Once it matures into a butterfly, the swamp metalmark can be distinguished by its red-brown coloring and by the rows of small, metallic spots and lines on the insect's hind wings. Its abdomen is orange and gray to enable camouflage, and the species sometimes has checkered marks on its wing fringes. Males have pointed forewings while the females' forewings tend to be slightly more rounded. The swamp metalmark's wingspan ranges from 2.4 to 3 cm.
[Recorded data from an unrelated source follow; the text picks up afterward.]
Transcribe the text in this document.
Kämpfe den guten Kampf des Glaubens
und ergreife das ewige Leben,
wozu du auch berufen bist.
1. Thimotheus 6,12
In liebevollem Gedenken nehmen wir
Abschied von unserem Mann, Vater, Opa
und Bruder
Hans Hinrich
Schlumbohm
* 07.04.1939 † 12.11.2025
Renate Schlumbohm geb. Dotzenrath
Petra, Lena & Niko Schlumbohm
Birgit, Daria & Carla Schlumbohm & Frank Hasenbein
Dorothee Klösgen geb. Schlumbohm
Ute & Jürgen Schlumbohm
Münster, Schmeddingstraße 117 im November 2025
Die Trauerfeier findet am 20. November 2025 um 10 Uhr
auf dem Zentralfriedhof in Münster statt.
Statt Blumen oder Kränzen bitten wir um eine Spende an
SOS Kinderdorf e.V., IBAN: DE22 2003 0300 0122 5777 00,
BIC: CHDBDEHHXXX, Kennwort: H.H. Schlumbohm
== Genetics and adaptations ==
Metalmarks with reddish-brown coloring on their forewings and hind wings, a yellowish ventral side, and metallic silver bands have been identified with the genus Calephelis. In 2017, a study of the metalmark family led to the first complete genome sequencing of two separate metalmark species. This comparison of sequenced genomes bridged the gap in scientists' understanding of the metalmark genome as a whole. Even though research on the genetics of the swamp metalmark is recent and developing, it was discovered that the Calephelis butterflies have a distinctive expansion of specific genes that help caterpillars leave behind their old exoskeletons as they mature.

==Habitat and distribution==
Swamp metalmarks tend to reside in wetlands that contain lots of vegetation. The distribution of the swamp metalmark includes wetlands from the upper Midwest, including the Ohio Valley, through the Ozark Mountain range and into parts of Arizona. Additionally, the distribution of these butterflies can be linked to certain vegetation such as the Cirsium muticum, Cirsium carolinianum, and Cirsium altissimum, also known as the swamp thistle, Carolina thistle, and tall thistle, respectively.

==Life cycle==
Swamp metalmark eggs are found on the bottom side of host leaves. During the later stages of their development as caterpillars, they overwinter. Adult swamp metalmarks in the North reproduce once between June and August. In the South, two broods are produced between late spring and early fall.

==Conservation status and threats==
Calephelis muticum is threatened by ongoing loss and degradation of habitat, pesticides, and invasive species.

The swamp metalmark currently resides within the G3 rank of conservation status, indicating that it is a globally vulnerable population. The species is listed as endangered in Illinois.

Present and potential threats to this population and their habitat are primarily due to human interference and invasive species:

- Fire suppression: The use of fire to regulate vegetation growth can directly harm swamp metalmark larvae, but it also proves necessary for habitat maintenance.
- Grazing: Livestock trample larvae and pupae and deplete their food sources.
- Overutilization: Illegal collection of the swamp metalmark continues to deplete the population.
- Habitat degradation: The clearing of site for residential purposes results in destruction of the swamp metalmark's habitat.
- Pesticides: The use of herbicides and insecticides, as well as fertilizer and pesticide runoff, all contribute to habitat deterioration.
- Invasive species threatening the swamp metalmark's host plants: species of garlic mustard, Japanese and bush honeysuckles, Japanese stilt grass, non-native buckthorns, and native raspberries pose dangers to the swamp metalmark's host plant by robbing it of its habitat. In addition, gypsy moth populations defoliate the swamp metalmark's habitat.

Conservation efforts must emphasize habitat preservation and land management since most threats to the swamp metalmark population are due to a direct impact on its habitat.